The album begins with Outlaw Pete, slightly superfluous eight minute long tragicomic Western fable. Complete with intense guitar strums, dramatic cello symphonies, and oft changing crescendos, the song talks of frontier lore and justice. The album ends on a similar personal note, with Bruce Springsteen sings a first person ballad, The Wrestler, the Golden Globe winning song, written for the Mickey Rourke’s film.

Bruce goes from unabashed love in Kingdom of Days, where he sings with barely contained happiness, “With you I don’t hear the minutes ticking by, I don’t feel the hours as they fly, I don’t feel the summer as it wanes, Just a subtle change of light upon your face.” To the jagged guitar strums of Life Itself where he looks at the darker side of love, leaving you feeling like the this simple songs contains some hard won lessons and wisdom.

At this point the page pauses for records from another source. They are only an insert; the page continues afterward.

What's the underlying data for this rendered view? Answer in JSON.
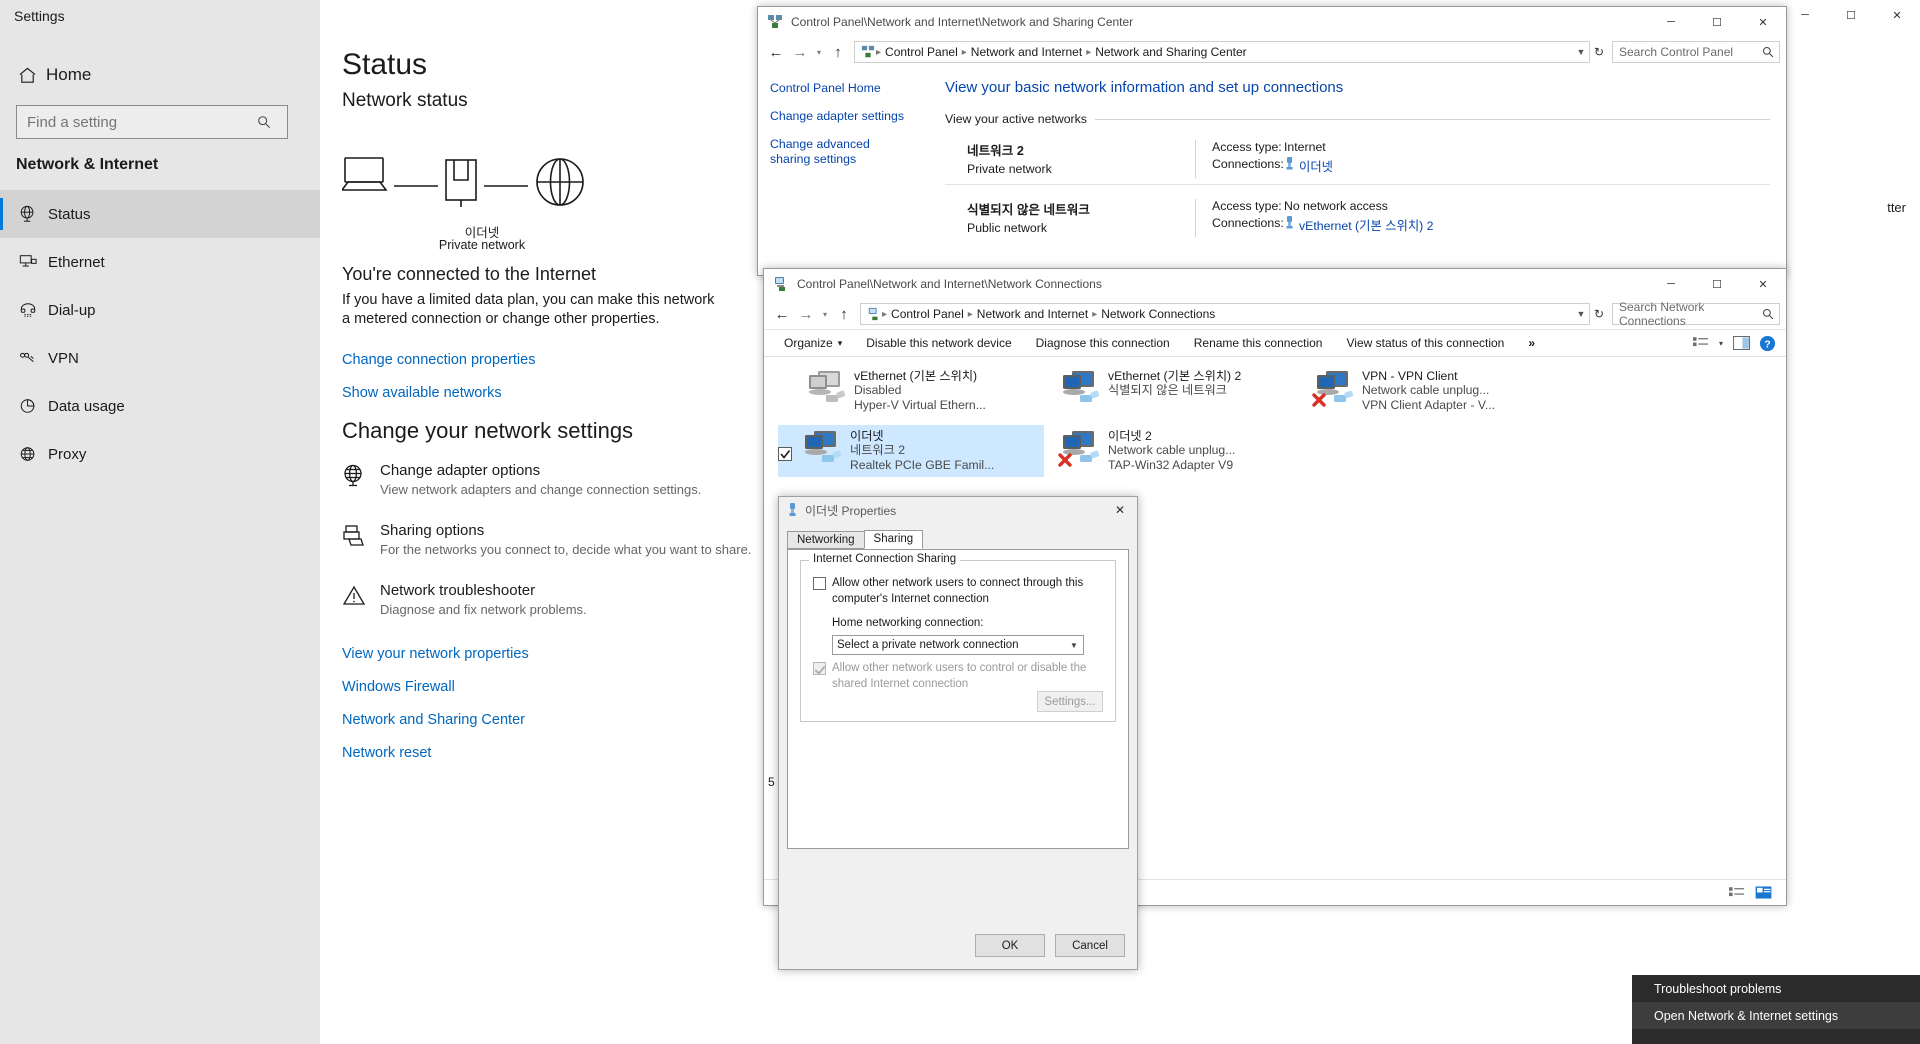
{
  "settings": {
    "window_title": "Settings",
    "home_label": "Home",
    "search": {
      "placeholder": "Find a setting",
      "value": ""
    },
    "section_title": "Network & Internet",
    "nav_items": [
      {
        "label": "Status",
        "icon": "globe-status-icon",
        "active": true
      },
      {
        "label": "Ethernet",
        "icon": "ethernet-icon",
        "active": false
      },
      {
        "label": "Dial-up",
        "icon": "dialup-icon",
        "active": false
      },
      {
        "label": "VPN",
        "icon": "vpn-icon",
        "active": false
      },
      {
        "label": "Data usage",
        "icon": "pie-chart-icon",
        "active": false
      },
      {
        "label": "Proxy",
        "icon": "globe-icon",
        "active": false
      }
    ],
    "page_title": "Status",
    "network_status_heading": "Network status",
    "diagram": {
      "device_icon": "laptop-icon",
      "network_icon": "network-adapter-icon",
      "internet_icon": "globe-icon",
      "network_name": "이더넷",
      "network_type": "Private network"
    },
    "connected_heading": "You're connected to the Internet",
    "connected_sub": "If you have a limited data plan, you can make this network a metered connection or change other properties.",
    "link_change_connection": "Change connection properties",
    "link_show_networks": "Show available networks",
    "change_settings_heading": "Change your network settings",
    "tiles": [
      {
        "icon": "globe-adapter-icon",
        "title": "Change adapter options",
        "desc": "View network adapters and change connection settings."
      },
      {
        "icon": "sharing-icon",
        "title": "Sharing options",
        "desc": "For the networks you connect to, decide what you want to share."
      },
      {
        "icon": "warning-triangle-icon",
        "title": "Network troubleshooter",
        "desc": "Diagnose and fix network problems."
      }
    ],
    "bottom_links": [
      "View your network properties",
      "Windows Firewall",
      "Network and Sharing Center",
      "Network reset"
    ]
  },
  "sharing_center": {
    "window_title": "Control Panel\\Network and Internet\\Network and Sharing Center",
    "window_icon": "network-sharing-icon",
    "titlebar_buttons": {
      "minimize": "─",
      "maximize": "☐",
      "close": "✕"
    },
    "breadcrumbs": [
      "Control Panel",
      "Network and Internet",
      "Network and Sharing Center"
    ],
    "address_dropdown_icon": "chevron-down-icon",
    "refresh_icon": "refresh-icon",
    "search": {
      "placeholder": "Search Control Panel",
      "value": ""
    },
    "left_links": [
      "Control Panel Home",
      "Change adapter settings",
      "Change advanced sharing settings"
    ],
    "main_heading": "View your basic network information and set up connections",
    "active_networks_heading": "View your active networks",
    "networks": [
      {
        "name": "네트워크 2",
        "type": "Private network",
        "access_type_label": "Access type:",
        "access_type_value": "Internet",
        "connections_label": "Connections:",
        "connection_name": "이더넷",
        "connection_icon": "ethernet-plug-icon"
      },
      {
        "name": "식별되지 않은 네트워크",
        "type": "Public network",
        "access_type_label": "Access type:",
        "access_type_value": "No network access",
        "connections_label": "Connections:",
        "connection_name": "vEthernet (기본 스위치) 2",
        "connection_icon": "ethernet-plug-icon"
      }
    ]
  },
  "connections_window": {
    "window_title": "Control Panel\\Network and Internet\\Network Connections",
    "window_icon": "network-connections-icon",
    "titlebar_buttons": {
      "minimize": "─",
      "maximize": "☐",
      "close": "✕"
    },
    "breadcrumbs": [
      "Control Panel",
      "Network and Internet",
      "Network Connections"
    ],
    "search": {
      "placeholder": "Search Network Connections",
      "value": ""
    },
    "toolbar": {
      "organize": "Organize",
      "organize_caret": "▾",
      "disable": "Disable this network device",
      "diagnose": "Diagnose this connection",
      "rename": "Rename this connection",
      "view_status": "View status of this connection",
      "overflow": "»",
      "view_icon": "view-options-icon",
      "view_caret": "▾",
      "preview_pane_icon": "preview-pane-icon",
      "help_icon": "help-icon"
    },
    "status_text": "5",
    "statusbar_icons": [
      "details-view-icon",
      "tiles-view-icon"
    ],
    "adapters": [
      {
        "name": "vEthernet (기본 스위치)",
        "line2": "Disabled",
        "line3": "Hyper-V Virtual Ethern...",
        "state": "disabled",
        "selected": false,
        "checkbox": false,
        "error_badge": false
      },
      {
        "name": "vEthernet (기본 스위치) 2",
        "line2": "",
        "line3": "식별되지 않은 네트워크",
        "state": "active",
        "selected": false,
        "checkbox": false,
        "error_badge": false
      },
      {
        "name": "VPN - VPN Client",
        "line2": "Network cable unplug...",
        "line3": "VPN Client Adapter - V...",
        "state": "active",
        "selected": false,
        "checkbox": false,
        "error_badge": true
      },
      {
        "name": "이더넷",
        "line2": "네트워크 2",
        "line3": "Realtek PCIe GBE Famil...",
        "state": "active",
        "selected": true,
        "checkbox": true,
        "error_badge": false
      },
      {
        "name": "이더넷 2",
        "line2": "Network cable unplug...",
        "line3": "TAP-Win32 Adapter V9",
        "state": "active",
        "selected": false,
        "checkbox": false,
        "error_badge": true
      }
    ]
  },
  "properties_dialog": {
    "title": "이더넷 Properties",
    "title_icon": "ethernet-plug-icon",
    "close_label": "✕",
    "tabs": [
      {
        "label": "Networking",
        "active": false
      },
      {
        "label": "Sharing",
        "active": true
      }
    ],
    "group_label": "Internet Connection Sharing",
    "allow_connect_checkbox": {
      "checked": false,
      "line1": "Allow other network users to connect through this",
      "line2": "computer's Internet connection"
    },
    "home_networking_label": "Home networking connection:",
    "home_networking_value": "Select a private network connection",
    "home_networking_caret": "⌄",
    "allow_control_checkbox": {
      "checked": true,
      "disabled": true,
      "line1": "Allow other network users to control or disable the",
      "line2": "shared Internet connection"
    },
    "settings_button": "Settings...",
    "ok_button": "OK",
    "cancel_button": "Cancel"
  },
  "context_menu": {
    "items": [
      {
        "label": "Troubleshoot problems",
        "highlighted": false
      },
      {
        "label": "Open Network & Internet settings",
        "highlighted": true
      }
    ]
  },
  "desktop_window_fragment": {
    "buttons": {
      "minimize": "─",
      "maximize": "☐",
      "close": "✕"
    },
    "text": "tter"
  }
}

As he questions love, he asks, “Why do the things we treasure most slip away in time/Till to the music we grow deaf and to God's beauty blind, in this song, which you’re sure to play on repeat.”

The title track is a sunny anthemic blue-collar song, with a rare show of unabashed optimism, Bruce sings about making it real someday, looking for a ray of hope. The Last Carnival is an obvious elegy to the founding E Street Band keyboardist, Danny Federici, who died from cancer last year, while Queen of the Supermarket sees Bruce enjoying his shopping cart over a Cadillac, swooning over a check out girl. The narrator has an overblown obsession with a check out girl, and bored girl with a smile that blows the place apart. 

Though the album has absolutely no political references, you can sense the obvious joy Bruce feels at the turn of events in America. And we know one person coveting his job. At a New York City Obama fund-raiser in October that Springsteen attended, President Obama said, “The reason I’m running for president is because I can’t be Bruce Springsteen.”